Я не брошу тебя, Соловьёва. Не брошу.
– Возможно, ― отвечает он, кладёт карточку на стол и готовится выйти, но полковник встаёт из-за стола, обходит его и оказывается к Антону лицом к лицу. Он берёт карточку со стола и закладывает её в нагрудный карман изодранного Антонова пальто.
– В Москве вас ждёт командование, ― строго говорит он. ― У всех будут проблемы, если вы не явитесь.
– Можете хоть пришить её ко мне, ― спокойно отвечает Антон.
Увидеть бы океан. И выкинуть туда это «подлежит эвакуации» к чертям собачьим.
– Эвакуации подлежит только командование, медицинский персонал, разработчики и те, на кого пришли специальные запросы. Я не могу подписать разрешения всем, кому захочу, лейтенант. Там два транспортных корабля, ― цедит полковник. ― Вам придётся поехать, а им ― остаться. В десять пятнадцать у Морского вокзала, ― он на секунду замолкает и смотрит на Антона как будто бы человечней. ― Мне жаль.
– Мне тоже, ― усмехается Антон.
Когда он входит в полуразрушенное здание госпиталя, стрелки часов на старой ратуше показывают половину девятого. Стараясь не вдыхать воздух, отдающий гнилью, потом и тёплым, сладковатым запахом гниения, он быстро поднимается по лестнице и, как и утром, поворачивает направо.
Христин сдержала своё слово. В сестринской горит свеча, тут теплее, чем на улице, и гораздо тише.

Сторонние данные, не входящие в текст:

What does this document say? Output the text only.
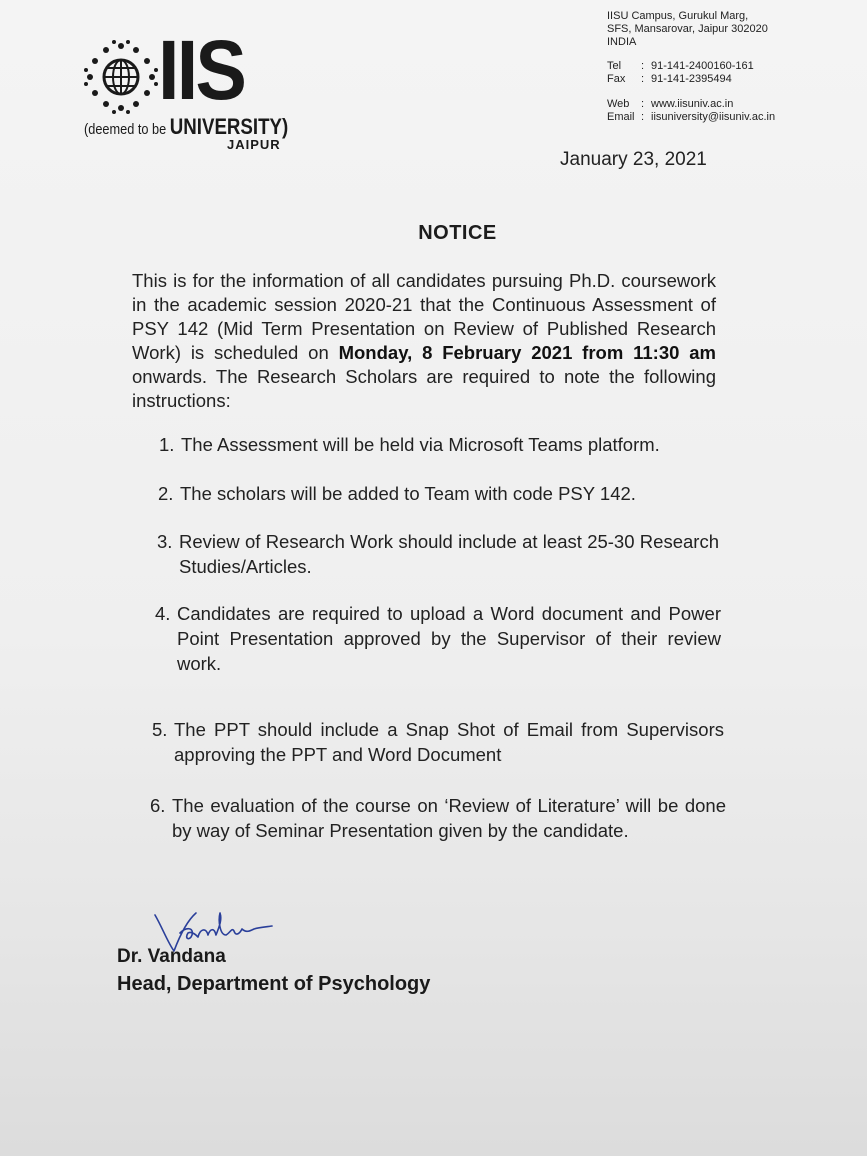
IIS
(deemed to be UNIVERSITY)
JAIPUR
IISU Campus, Gurukul Marg,
SFS, Mansarovar, Jaipur 302020
INDIA
Tel	: 91-141-2400160-161
Fax	: 91-141-2395494
Web	: www.iisuniv.ac.in
Email : iisuniversity@iisuniv.ac.in
January 23, 2021
NOTICE
This is for the information of all candidates pursuing Ph.D. coursework in the academic session 2020-21 that the Continuous Assessment of PSY 142 (Mid Term Presentation on Review of Published Research Work) is scheduled on Monday, 8 February 2021 from 11:30 am onwards. The Research Scholars are required to note the following instructions:
1. The Assessment will be held via Microsoft Teams platform.
2. The scholars will be added to Team with code PSY 142.
3. Review of Research Work should include at least 25-30 Research Studies/Articles.
4. Candidates are required to upload a Word document and Power Point Presentation approved by the Supervisor of their review work.
5. The PPT should include a Snap Shot of Email from Supervisors approving the PPT and Word Document
6. The evaluation of the course on ‘Review of Literature’ will be done by way of Seminar Presentation given by the candidate.
Dr. Vandana
Head, Department of Psychology
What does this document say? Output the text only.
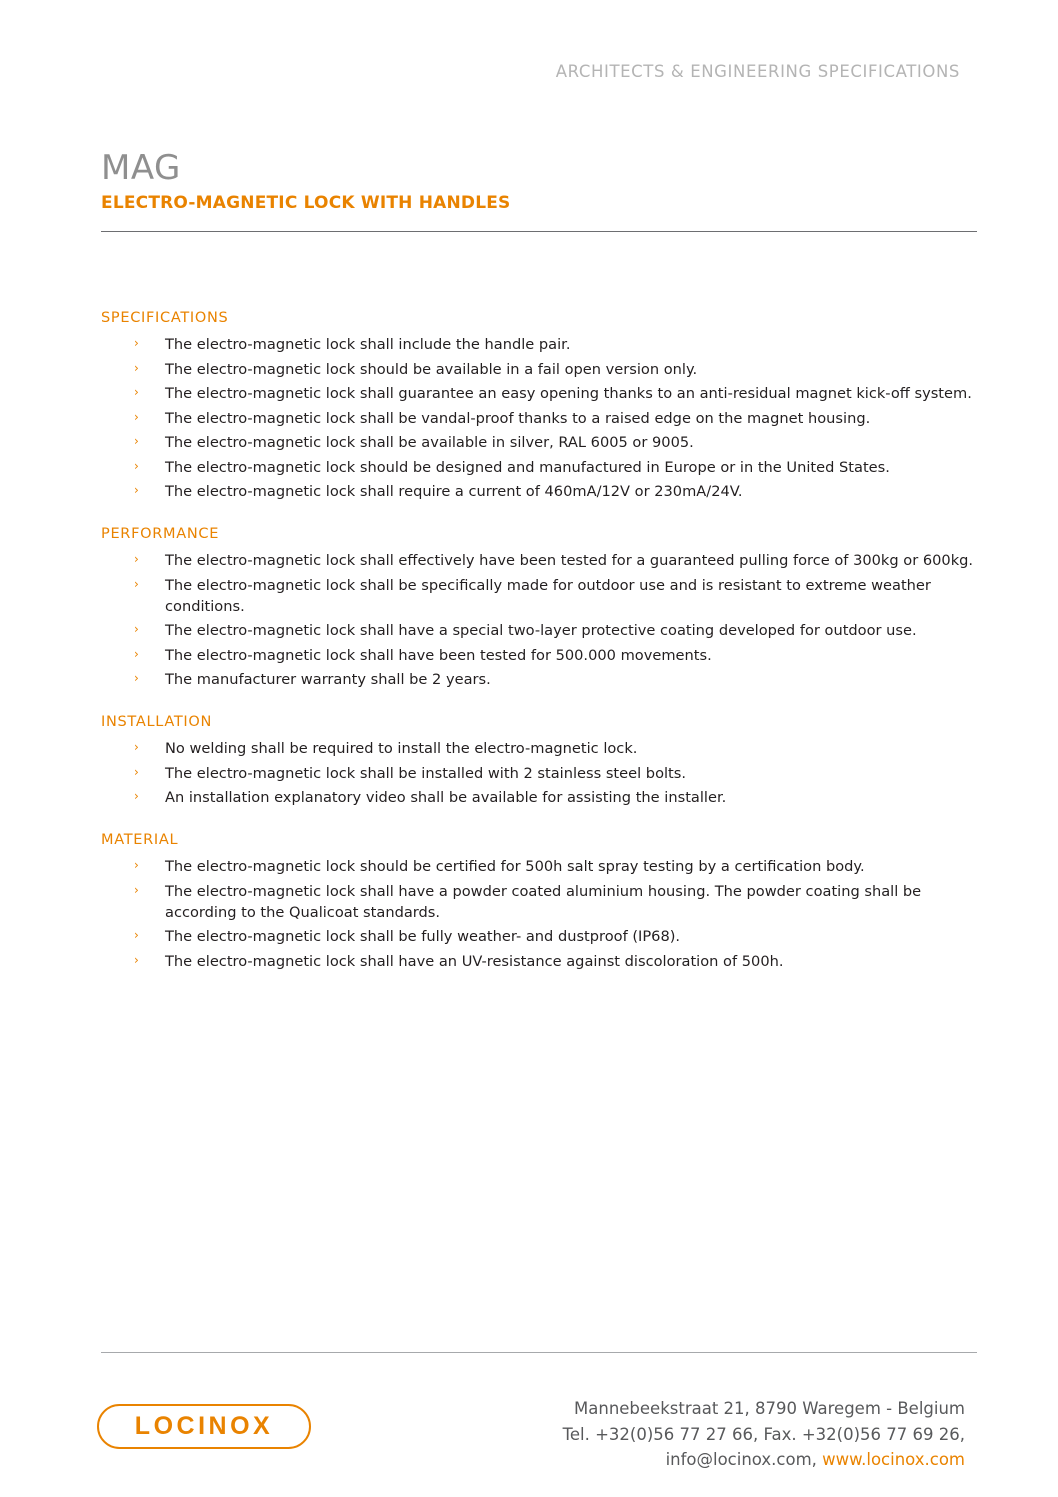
ARCHITECTS & ENGINEERING SPECIFICATIONS
MAG
ELECTRO-MAGNETIC LOCK WITH HANDLES
SPECIFICATIONS
› The electro-magnetic lock shall include the handle pair.
› The electro-magnetic lock should be available in a fail open version only.
› The electro-magnetic lock shall guarantee an easy opening thanks to an anti-residual magnet kick-off system.
› The electro-magnetic lock shall be vandal-proof thanks to a raised edge on the magnet housing.
› The electro-magnetic lock shall be available in silver, RAL 6005 or 9005.
› The electro-magnetic lock should be designed and manufactured in Europe or in the United States.
› The electro-magnetic lock shall require a current of 460mA/12V or 230mA/24V.
PERFORMANCE
› The electro-magnetic lock shall effectively have been tested for a guaranteed pulling force of 300kg or 600kg.
› The electro-magnetic lock shall be specifically made for outdoor use and is resistant to extreme weather conditions.
› The electro-magnetic lock shall have a special two-layer protective coating developed for outdoor use.
› The electro-magnetic lock shall have been tested for 500.000 movements.
› The manufacturer warranty shall be 2 years.
INSTALLATION
› No welding shall be required to install the electro-magnetic lock.
› The electro-magnetic lock shall be installed with 2 stainless steel bolts.
› An installation explanatory video shall be available for assisting the installer.
MATERIAL
› The electro-magnetic lock should be certified for 500h salt spray testing by a certification body.
› The electro-magnetic lock shall have a powder coated aluminium housing. The powder coating shall be according to the Qualicoat standards.
› The electro-magnetic lock shall be fully weather- and dustproof (IP68).
› The electro-magnetic lock shall have an UV-resistance against discoloration of 500h.
LOCINOX
Mannebeekstraat 21, 8790 Waregem - Belgium
Tel. +32(0)56 77 27 66, Fax. +32(0)56 77 69 26,
info@locinox.com, www.locinox.com
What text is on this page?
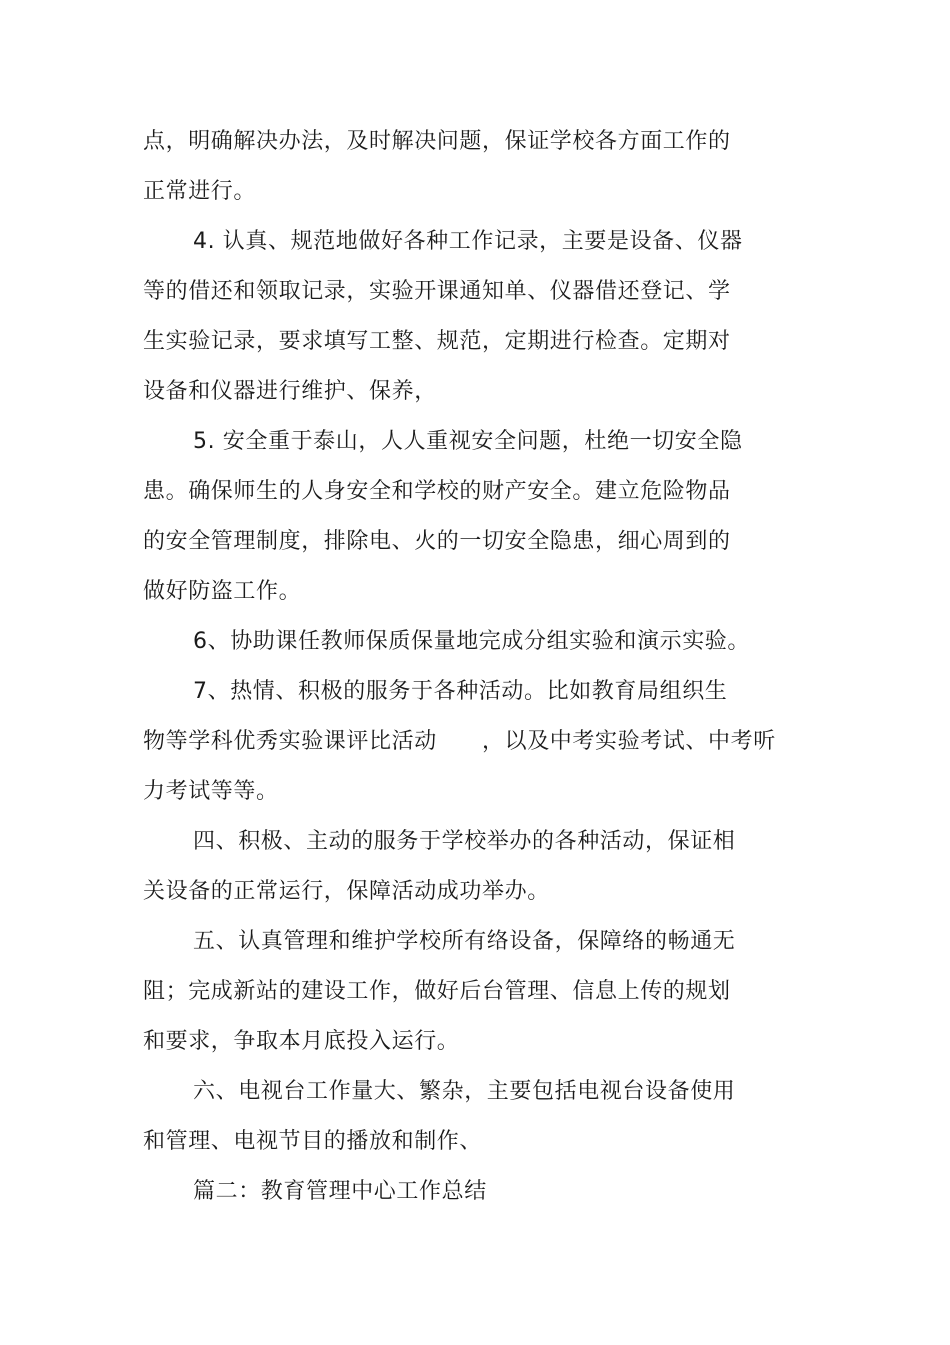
点，明确解决办法，及时解决问题，保证学校各方面工作的
正常进行。
4. 认真、规范地做好各种工作记录，主要是设备、仪器
等的借还和领取记录，实验开课通知单、仪器借还登记、学
生实验记录，要求填写工整、规范，定期进行检查。定期对
设备和仪器进行维护、保养，
5. 安全重于泰山，人人重视安全问题，杜绝一切安全隐
患。确保师生的人身安全和学校的财产安全。建立危险物品
的安全管理制度，排除电、火的一切安全隐患，细心周到的
做好防盗工作。
6、协助课任教师保质保量地完成分组实验和演示实验。
7、热情、积极的服务于各种活动。比如教育局组织生
物等学科优秀实验课评比活动　　，以及中考实验考试、中考听
力考试等等。
四、积极、主动的服务于学校举办的各种活动，保证相
关设备的正常运行，保障活动成功举办。
五、认真管理和维护学校所有络设备，保障络的畅通无
阻；完成新站的建设工作，做好后台管理、信息上传的规划
和要求，争取本月底投入运行。
六、电视台工作量大、繁杂，主要包括电视台设备使用
和管理、电视节目的播放和制作、
篇二：教育管理中心工作总结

Ну, наконец-то, Соловьёва. Наконец-то.
Он устало опускается ― почти падает ― на край кровати и вдруг чувствует такое облегчение, что хочется разрыдаться в голос.
Потому что всё хорошо. Ты ещё жива, глупая маленькая девчушка. Русые оттаявшие наконец ото льда завитки облепили твоё спокойное лицо. Твои губы приоткрыты, но ты дышишь через нос так ровно и спокойно, что кажется, стоит только закрыть глаза, и вместо серых потрескавшихся стен и стонов за ними мы увидим бело-голубую штукатурку и услышим новогодний шум Невского за окнами.
Скажи мне, Соловьёва, сколько же веков прошло с того дня? Сколько тысячелетий ты не слышала тишины? Сколько миллионов лет не смеялась?
Но сейчас ты здесь. Твоё тело похоже на решето, его покрывают зажившие и не заживающие шрамы, но ты дышишь так спокойно, что одно я знаю точно ― всё будет хорошо.